Antero Resources announced Monday that its proved reserves had increased 47%, to 6.3 Tcfe in the first half fo 2013 on natural gas gains mostly from the Marcellus Shale.

The Denver-based company said the increase excluded 178 million bbl of ethane. Antero said 95% of its proved reserve volumes as of June 30 were from the Marcellus, while the Utica Shale accounted for the remaining 5%. Natural gas accounted for 91% of its proved reserves, with 8% natural gas liquids (NGL) and 1% crude oil. Twenty-seven percent of its 320,000 net acres in the Marcellus are classified as proved.

“Given Antero’s successful drilling results to date, as well as those of other operators in the vicinity of Antero’s leasehold, Antero believes that a substantial portion of its Marcellus Shale acreage will be added to proved reserves over time as more wells are drilled,” the company said.

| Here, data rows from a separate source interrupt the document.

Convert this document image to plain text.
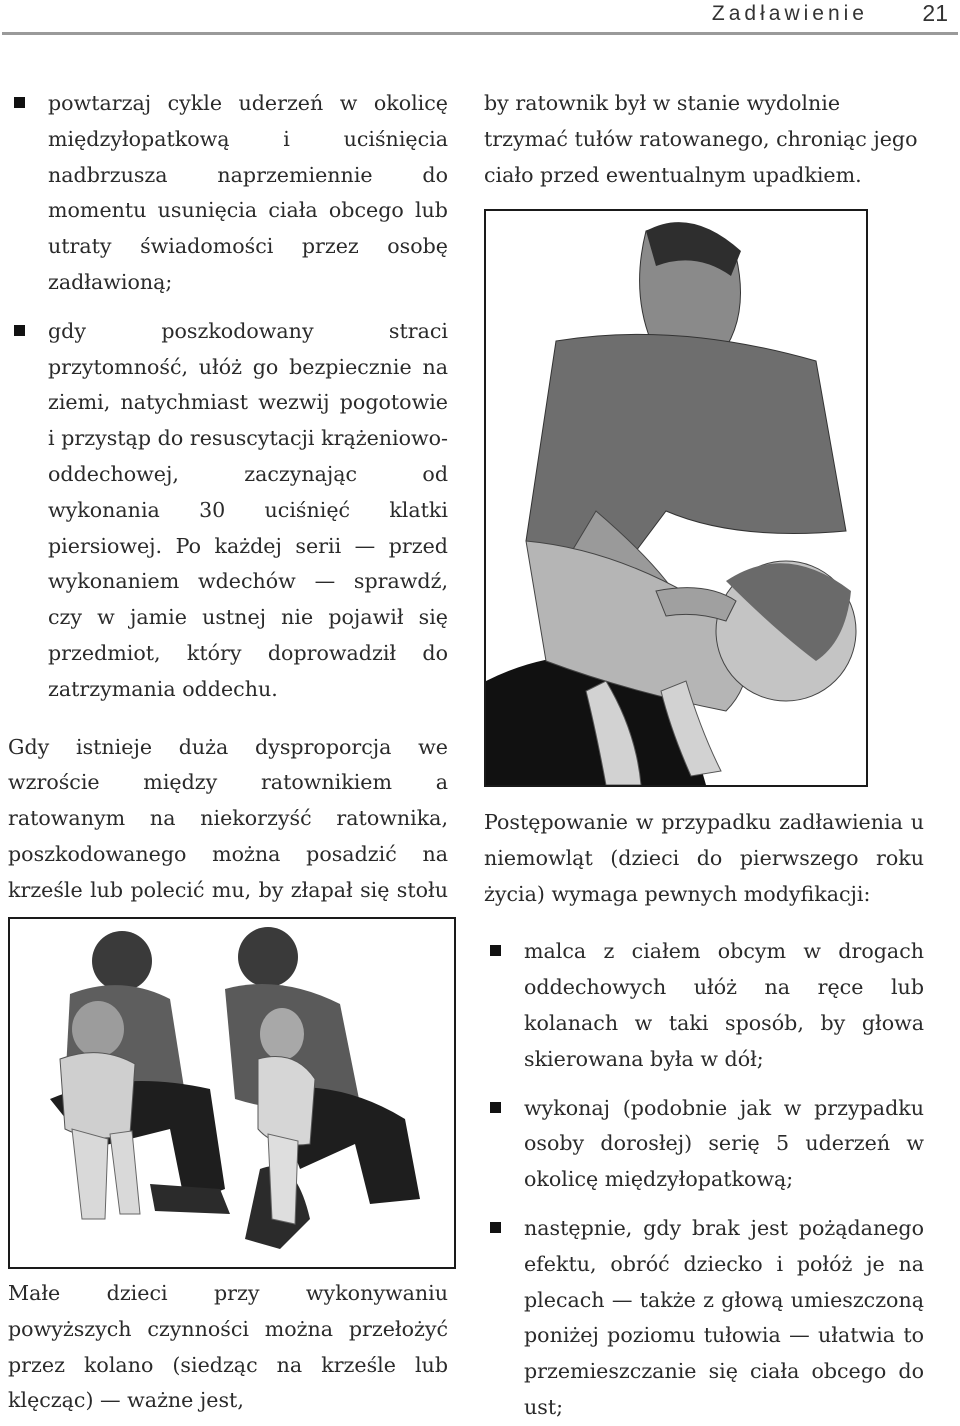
Zadławienie 21
powtarzaj cykle uderzeń w okolicę międzyłopatkową i uciśnięcia nadbrzusza naprzemiennie do momentu usunięcia ciała obcego lub utraty świadomości przez osobę zadławioną;
gdy poszkodowany straci przytomność, ułóż go bezpiecznie na ziemi, natychmiast wezwij pogotowie i przystąp do resuscytacji krążeniowo-oddechowej, zaczynając od wykonania 30 uciśnięć klatki piersiowej. Po każdej serii — przed wykonaniem wdechów — sprawdź, czy w jamie ustnej nie pojawił się przedmiot, który doprowadził do zatrzymania oddechu.

Gdy istnieje duża dysproporcja we wzroście między ratownikiem a ratowanym na niekorzyść ratownika, poszkodowanego można posadzić na krześle lub polecić mu, by złapał się stołu

Małe dzieci przy wykonywaniu powyższych czynności można przełożyć przez kolano (siedząc na krześle lub klęcząc) — ważne jest,

by ratownik był w stanie wydolnie trzymać tułów ratowanego, chroniąc jego ciało przed ewentualnym upadkiem.

Postępowanie w przypadku zadławienia u niemowląt (dzieci do pierwszego roku życia) wymaga pewnych modyfikacji:

malca z ciałem obcym w drogach oddechowych ułóż na ręce lub kolanach w taki sposób, by głowa skierowana była w dół;
wykonaj (podobnie jak w przypadku osoby dorosłej) serię 5 uderzeń w okolicę międzyłopatkową;
następnie, gdy brak jest pożądanego efektu, obróć dziecko i połóż je na plecach — także z głową umieszczoną poniżej poziomu tułowia — ułatwia to przemieszczanie się ciała obcego do ust;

Antero’s proved, probable and possible (3P) reserves also increased during the six-month period that ended June 30. The increase was 28%, to 27.7 Tcfe, a figure that excludes 984 million bbl of ethane. According to Antero, the increase “was primarily driven by the addition of 26,000 net acres in the Marcellus Shale in northern West Virginia, and 23,000 net acres in the Utica Shale in eastern Ohio through acquisitions and leasing.

“Importantly, 17.8 Tcfe of [our] 18.7 Tcfe 3P reserves in the Marcellus, or 95%, were classified as proved or probable (2P), reflecting our extensive delineation and development activities in the Marcellus Shale.”

The company said 67% of its 3P reserves (18.7 Tcfe) were in the Marcellus Shale, while 19% (5.3 Tcfe) was in the Utica Shale and 14% (3.8 Tcfe) was in the Upper Devonian Shale.

Antero’s proved developed reserves also increased during the same six-month time frame, by 55% to 1.4 Tcfe. The company attributed the increase to success with its drilling plan.

Under Securities and Exchange Commission (SEC) prices for June 30, reserves averaged $3.44/MMBtu, while benchmark natural gas prices were $3.43/MMBtu in the Appalachian Basin, a 23% increase from the $2.78/MMBtu benchmark basin price used on Dec. 31, 2012.

Antero said that for the six months that ended on June 30, it had added 2 Tcfe of proved reserves through drilling, added another 10 Bcfe through positive price revisions, and picked up 82 Bcfe through positive performance revisions.

“Assuming ethane recovery, proved reserves increased by 44% to 7.1 Tcfe as of June 30, as compared to Dec. 31, 2012,” Antero said. “Over 77% of [our] proved reserves by volume were natural gas, 22% were NGL and 1% was crude oil at June 30, assuming ethane recovery.”

Antero said its proved developed reserves increased by 52% during the six months that ended on June 30, 1.6 Tcfe, again assuming ethane recovery.

“Proved undeveloped reserves increased by 41%, primarily due to a 38% increase in Marcellus undeveloped reserves and a 136% increase in Utica undeveloped reserves,” the company said. “Proved undeveloped reserves accounted for 78% of total proved reserves at June 30 as compared to 79% at Dec. 31, 2012.”

Last May, the company said its net production for 1Q2013 jumped 114% year/year and increased 21% sequentially, primarily driven by 24 new wells brought online in the Marcellus Shale (see Shale Daily, May 14).